Fique atento para se precatar dessas pessoas, tanto quanto não se equiparar a elas. São vampiros insaciáveis, que podem aturdi-lo e fazê-lo distrair-se da tarefa fundamental que o trouxe à reencarnação, pois que querem atenções e cuidados especiais para si, fazendo toda ordem de manipulação, da culpa ao complexo de inferioridade, a fim de submeter os que querem, ao talante de suas vontades egóicas. Tiram tudo de todos e acham sempre justo e mesmo natural todo sacrifício que os outros façam por seus interesses pessoais. Mas não se demovem, um milímetro que seja, de sua linha de desejos e interesses pessoais, para beneficiar quem quer que seja, a não ser quando esperam receber algo em troca, geralmente de valor que reputa superior ao que dá.

Sirva e trate essas pessoas com distinção fraterna, mas mantenha-se longe de sua intimidade, porque não só nunca estarão satisfeitas com o que lhes der, como estranharão quando, esgotado de tanto dar, despenque, exangüe, e peça socorro. Eles simplesmente se retirarão do ambiente, relegando-o a cruel abandono, “chocados”, amiúde ferindo-o, por você não ter continuado a dar, quando já não tinha mais nada a dar… São eles drenos vivos da energia vital alheia, verdadeiros buracos negros humanos, devorando a tudo e todos que passa no circuito de sua influência.
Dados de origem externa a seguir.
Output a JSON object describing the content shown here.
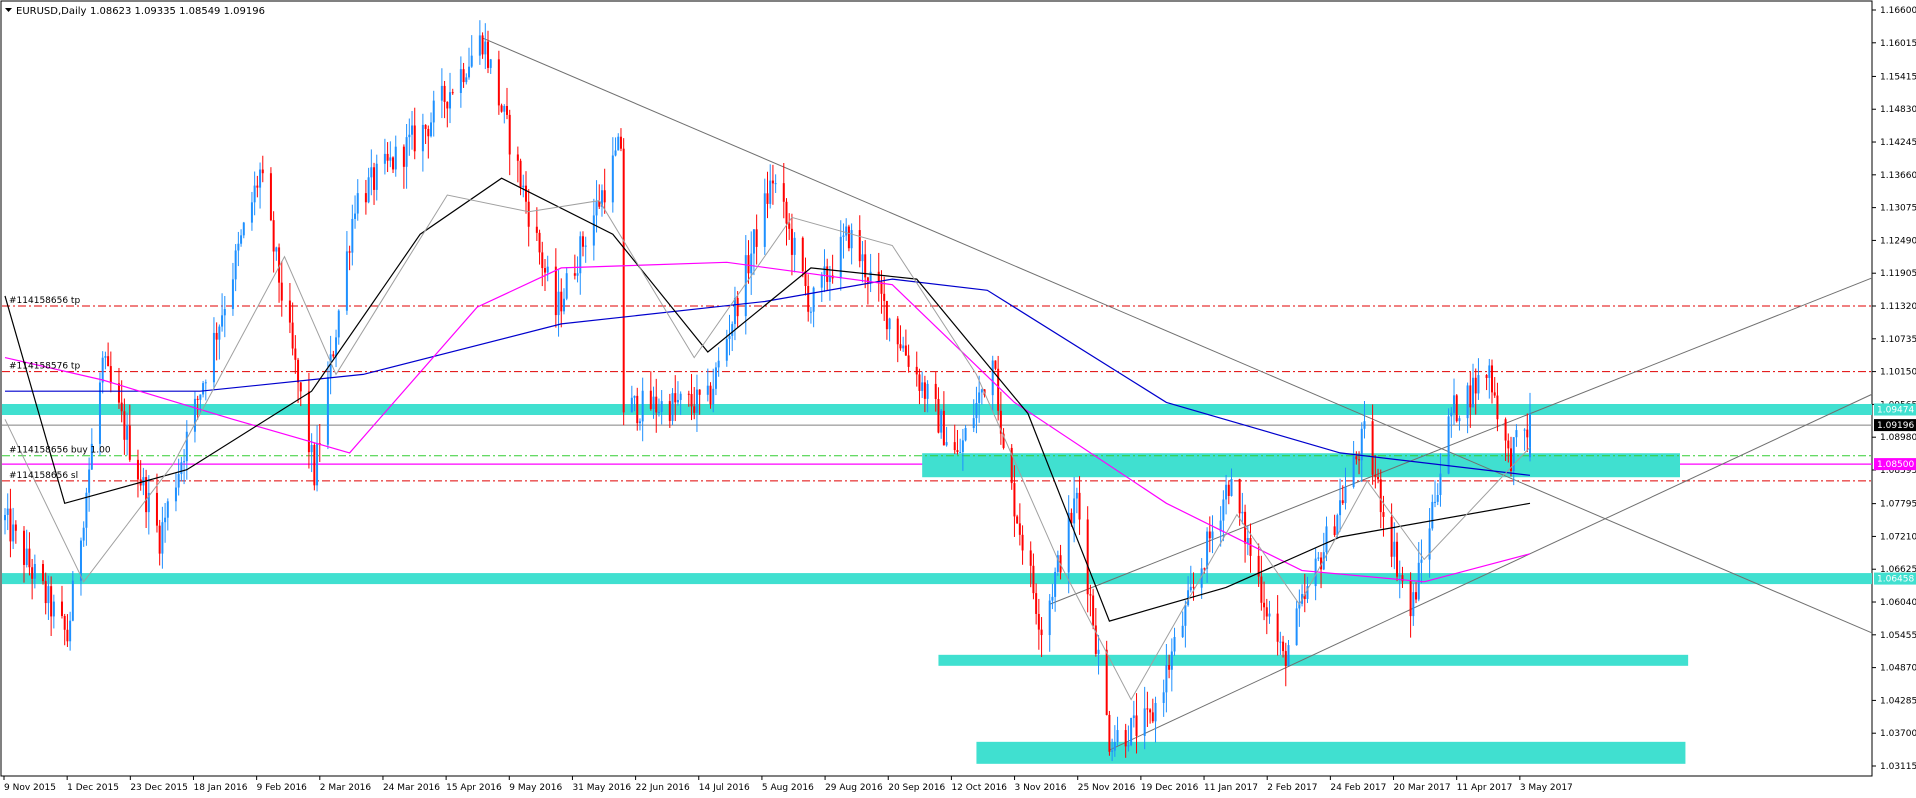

A vaidade, o narcisismo, a imaturidade psicológica e espiritual e o capricho egocêntrico não lhes permite enxergar o absurdo de sua conduta e somente mais tarde, muito mais tarde, chorarão amargamente, por tudo que fizeram você sofrer, por não ser… um anjo, quando o mérito do que faz é maior, justamente por não sê-lo.

Deixe-os cuidarem de si próprios, porque precisam desenvolver fontes de suprimento em si mesmos, antes que o impeçam de realizar seu trabalho, por muito se acharem dignos, nobres e especiais, deixando um rastro de tristeza e devastação por onde passam… feras empavonadas de civilização, bestas disfarçadas de vítimas sofredoras, ou, na linguagem de Jesus: “lobos em peles de cordeiro”.